J’ai une amie triste et fatiguée (et mère aussi) à qui je pense parfois lorsque je poste des photos sur Facebook. Il m’arrive d’hésiter avant de mettre une image de ma fille Terrible Two (si mignonne quand elle ne crie pas).
Les moments imparfaits envahissent ma vie avec tant d’amplitude depuis que je suis maman qu’il m’arrive de paniquer. Je n’ai plus le calme lisse d’avant. La zénitude est un souvenir. Je m’ennuie du silence.
Je suis devenue quelqu’un qui peste contre la culotte souillée de ma fille. Je hurle, je vous dis, si souvent. Haaaa!
Moment doux capté par Anne.
Crédit : Anne Genest
Mais il y a des moments doux aussi. Des moments tendres et parfaits. Des accalmies post-tempête. Alors, je sors mon Canon Rebel, je choisis l’option manuelle. Je calibre l’image jusqu’au détail de la lumière. Je veux qu’elle soit onctueuse comme une peau de bébé. Puis, clac. Je capte l’instant. Je mémorise. J’immortalise. Je veux me rappeler. Ces moments-là, je les écris aussi. Je les dépose à la pointe de mon stylo. Pour m’en imbiber. Et pour survivre quand c’est le #FuckingMess.
Depuis que je suis maman, je ne contrôle plus vraiment ma joie. Mes sentiments subissent des soubresauts de petite fille. Les rires et les pleurs de Laure pimpent ma vie. J’existe vraiment. Mes paroles, mes gestes et mes décisions ont un impact dans une existence délicate qui s’éveille, fleurit, se révolte aussi. Je vis en double au lieu de vivre pour moi seule. Et cette vie doublée (aoümmmmm!!!, épuisante, éreintante est parfaite parce qu’imparfaite. Je vis pour de vrai, enfin!

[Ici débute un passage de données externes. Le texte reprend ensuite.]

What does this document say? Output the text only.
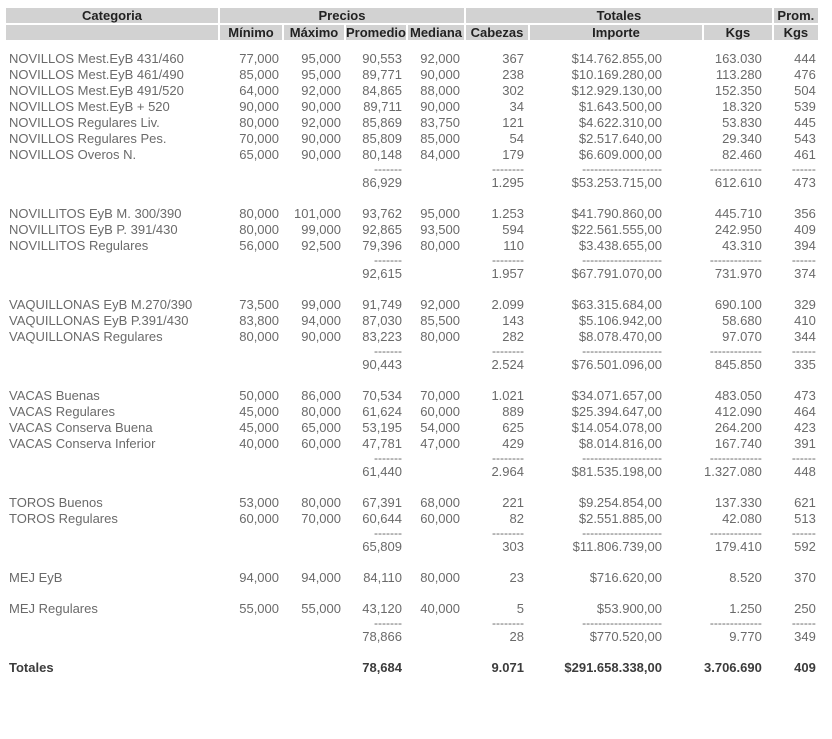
Categoria	Precios				Totales			Prom.
	Mínimo	Máximo	Promedio	Mediana	Cabezas	Importe	Kgs	Kgs

NOVILLOS Mest.EyB 431/460	77,000	95,000	90,553	92,000	367	$14.762.855,00	163.030	444
NOVILLOS Mest.EyB 461/490	85,000	95,000	89,771	90,000	238	$10.169.280,00	113.280	476
NOVILLOS Mest.EyB 491/520	64,000	92,000	84,865	88,000	302	$12.929.130,00	152.350	504
NOVILLOS Mest.EyB + 520	90,000	90,000	89,711	90,000	34	$1.643.500,00	18.320	539
NOVILLOS Regulares Liv.	80,000	92,000	85,869	83,750	121	$4.622.310,00	53.830	445
NOVILLOS Regulares Pes.	70,000	90,000	85,809	85,000	54	$2.517.640,00	29.340	543
NOVILLOS Overos N.	65,000	90,000	80,148	84,000	179	$6.609.000,00	82.460	461
			-------		--------	--------------------	-------------	------
			86,929		1.295	$53.253.715,00	612.610	473

NOVILLITOS EyB M. 300/390	80,000	101,000	93,762	95,000	1.253	$41.790.860,00	445.710	356
NOVILLITOS EyB P. 391/430	80,000	99,000	92,865	93,500	594	$22.561.555,00	242.950	409
NOVILLITOS Regulares	56,000	92,500	79,396	80,000	110	$3.438.655,00	43.310	394
			-------		--------	--------------------	-------------	------
			92,615		1.957	$67.791.070,00	731.970	374

VAQUILLONAS EyB M.270/390	73,500	99,000	91,749	92,000	2.099	$63.315.684,00	690.100	329
VAQUILLONAS EyB P.391/430	83,800	94,000	87,030	85,500	143	$5.106.942,00	58.680	410
VAQUILLONAS Regulares	80,000	90,000	83,223	80,000	282	$8.078.470,00	97.070	344
			-------		--------	--------------------	-------------	------
			90,443		2.524	$76.501.096,00	845.850	335

VACAS Buenas	50,000	86,000	70,534	70,000	1.021	$34.071.657,00	483.050	473
VACAS Regulares	45,000	80,000	61,624	60,000	889	$25.394.647,00	412.090	464
VACAS Conserva Buena	45,000	65,000	53,195	54,000	625	$14.054.078,00	264.200	423
VACAS Conserva Inferior	40,000	60,000	47,781	47,000	429	$8.014.816,00	167.740	391
			-------		--------	--------------------	-------------	------
			61,440		2.964	$81.535.198,00	1.327.080	448

TOROS Buenos	53,000	80,000	67,391	68,000	221	$9.254.854,00	137.330	621
TOROS Regulares	60,000	70,000	60,644	60,000	82	$2.551.885,00	42.080	513
			-------		--------	--------------------	-------------	------
			65,809		303	$11.806.739,00	179.410	592

MEJ EyB	94,000	94,000	84,110	80,000	23	$716.620,00	8.520	370

MEJ Regulares	55,000	55,000	43,120	40,000	5	$53.900,00	1.250	250
			-------		--------	--------------------	-------------	------
			78,866		28	$770.520,00	9.770	349

Totales			78,684		9.071	$291.658.338,00	3.706.690	409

Peut-être que je lis trop Sylvia Plath ces jours-ci, mais en tombant sur le texte Le retour de la mère parfaite, paru dans Le Monde, j’ai pensé à la poète. Plath projetait l’image d’une femme et d’une maman si heureuse (c’est ce que racontaient les lettres envoyées à sa mère). Mais au coeur de son travail se trouvait l’idée du suicide. Plath s’est servie de l’écriture (de la beauté de l’écriture) pour survivre. Peu avant de s’éteindre, elle écrit le poème Les mannequins de Munich et le vers célèbre « La perfection est atroce, elle ne peut avoir d’enfants. » Quand l’écriture cesse de pallier la vie de Sylvia Plath, elle se donne la mort.
Sur Facebook, si l’image que je projette de moi est si léchée, c’est parce que je souhaite m’accrocher à ce qui est beau et aux éclaircies d’après-tempête. Je veux qu’à travers les épreuves, ce qui reste soit une maternité « pas parfaite » mais lumineuse.